SALZBURG, Austria (AP) — The opera world is split in two: European regietheater productions reinvent works in ways composers never imagined, while traditional stagings favored in the U.S. and parts of Italy are condemned by some cognoscenti as passé.
Tobias Kratzer’s staging of Wagner’s “Tannhäuser,” revived at this year’s Bayreuth Festival, envisions a clown-clad title character as part of a counterculture clique with a drag queen, dwarf and love goddess in a sequined cocktail dress who runs over a cop with a Citroën van in a Burger King parking lot.
“I’m very well known for my irritating work, and I think I was hired especially for that,” Kušej said. “Who wants to have the 150th version of a well-made `Figaro’ in Salzburg? I want it to be relevant for today’s audience. I saw many, many, many shows and I was always a bit disappointed. There are good shows. There are interesting shows. But my aim is really to make opera living in our times, questioning questions that we have today.”
Some directors engage in a can-you-top-this race of reinterpretation filled with tangential cultural allusions. Several arias were met with muted applause as puzzled viewers digested the stage action.
“You share this vision with your audience and from that moment starts the adventure,” Warlikowski said. “If you are coming with eyes to see just what happens, you will not get anything. But if you come with eyes who want to see and at the same time you are thinking, maybe your thinking is going to connect you to this vision.”
He was pleased by the lack of audience anger.
“In the case of Verdi, it’s not very easy not to be booed,” Warlikowski said.
Kušej looks at the gun-toting Almavivas and their servants as a mob family in a W-like hotel designed by Raimund Orfeo Voigt, in sharp contemporary costumes by Alan Hranitelj. The Count and Figaro snort during the overture, the Countess pops pills while swigging from a wine bottle, Susanna sips a cocktail along with a capsule and Basilio shoots up. Basilio is a priest instead of a music teacher and the gardener Antonio is homeless.

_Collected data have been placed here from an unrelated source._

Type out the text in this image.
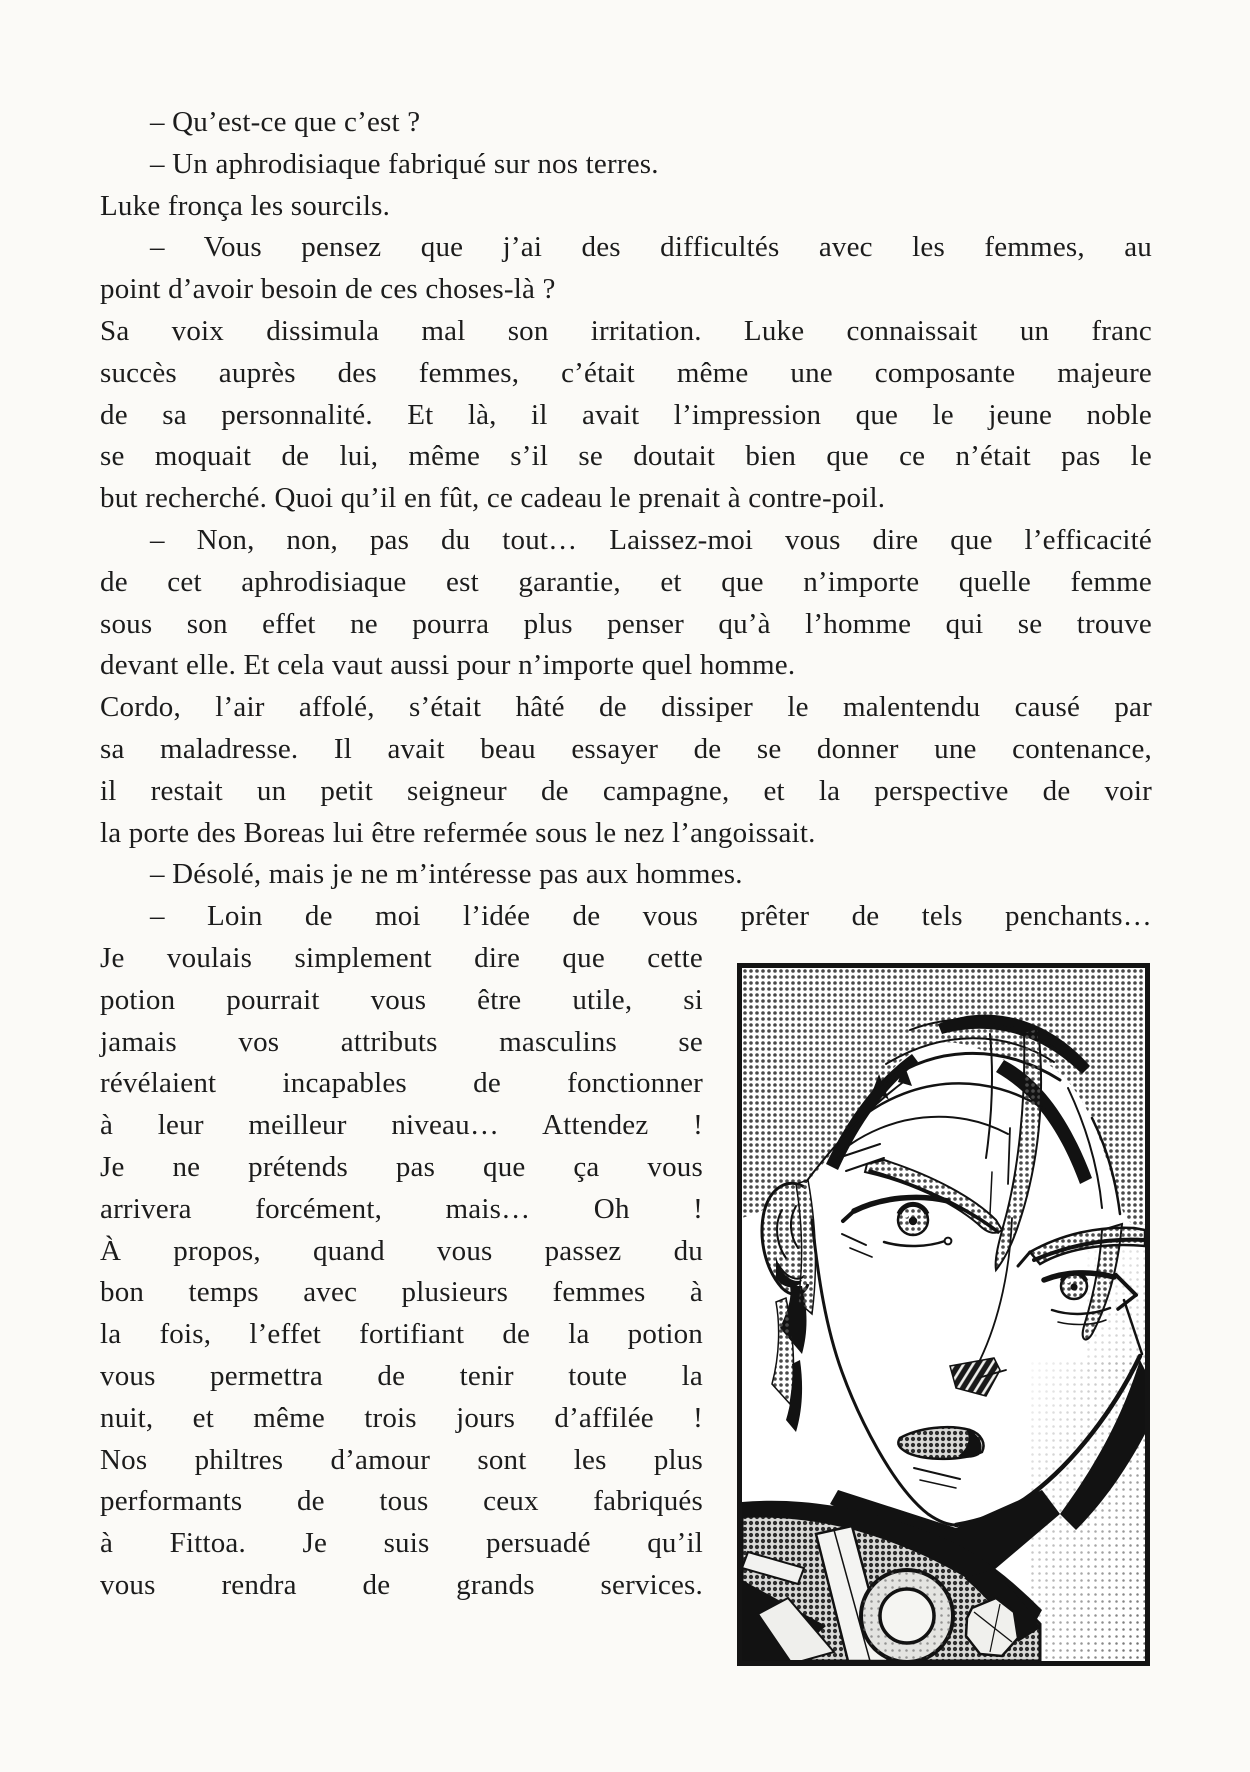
– Qu’est-ce que c’est ?
– Un aphrodisiaque fabriqué sur nos terres.
Luke fronça les sourcils.
– Vous pensez que j’ai des difficultés avec les femmes, au
point d’avoir besoin de ces choses-là ?
Sa voix dissimula mal son irritation. Luke connaissait un franc
succès auprès des femmes, c’était même une composante majeure
de sa personnalité. Et là, il avait l’impression que le jeune noble
se moquait de lui, même s’il se doutait bien que ce n’était pas le
but recherché. Quoi qu’il en fût, ce cadeau le prenait à contre-poil.
– Non, non, pas du tout… Laissez-moi vous dire que l’efficacité
de cet aphrodisiaque est garantie, et que n’importe quelle femme
sous son effet ne pourra plus penser qu’à l’homme qui se trouve
devant elle. Et cela vaut aussi pour n’importe quel homme.
Cordo, l’air affolé, s’était hâté de dissiper le malentendu causé par
sa maladresse. Il avait beau essayer de se donner une contenance,
il restait un petit seigneur de campagne, et la perspective de voir
la porte des Boreas lui être refermée sous le nez l’angoissait.
– Désolé, mais je ne m’intéresse pas aux hommes.
– Loin de moi l’idée de vous prêter de tels penchants…
Je voulais simplement dire que cette
potion pourrait vous être utile, si
jamais vos attributs masculins se
révélaient incapables de fonctionner
à leur meilleur niveau… Attendez !
Je ne prétends pas que ça vous
arrivera forcément, mais… Oh !
À propos, quand vous passez du
bon temps avec plusieurs femmes à
la fois, l’effet fortifiant de la potion
vous permettra de tenir toute la
nuit, et même trois jours d’affilée !
Nos philtres d’amour sont les plus
performants de tous ceux fabriqués
à Fittoa. Je suis persuadé qu’il
vous rendra de grands services.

A staggered Figaro and a nodding Susanna begin the evening drunk in a bar, his “Cinque … dieci … venti” referring to shots rather than floor measurements. In Bartolo’s “La vendetta” aria, “tutta Siviglia” becomes “tutta la terra” to make it more universal. The Count. Figaro and Basilio rough up Cherubino during “Non più andrai (No more will you)” — the priest smashes Cherubino’s face into a glass panel.
“Porgi, amor (Grant love)” opens the second act with the Countess staring at Gustave Courbet’s 1866 painting “L’Origine du monde” while a naked woman sits in the adjacent bathtub. The Count sings “Vedrò, mentr’io sospiro (I will see, while I sigh)” while a prostitute wearing only panties dresses him, earning a wad of cash. The household assembles, many wearing headphones, to dance in a parking lot seven levels below ground ahead of the Susanna-Figaro rooftop wedding.
Kusej said Met general manager Peter Gelb had thought about co-producing a “Forza del Destino” that appeared in Munich in 2013, but Gelb decided not to go forward after seeing it would contain 9/11 references.
After attending Kušej’s “Nozze” last week, Gelb said: “We’re interested in stage directors who would like to thrill our audiences, not revolt them.”
“If we decide to make an opera of Bellini, of Rossini, of Mozart, of Haydn, of Gluck, of Verdi, we do have a music which was composed by the greatest composer and we have a libretto, which in some cases is very good,” she said. “A good director is one who respects, who understand this and is able to bring a new dimension of the piece. But one thing is to bring a new dimension, the other thing is to destroy the piece.”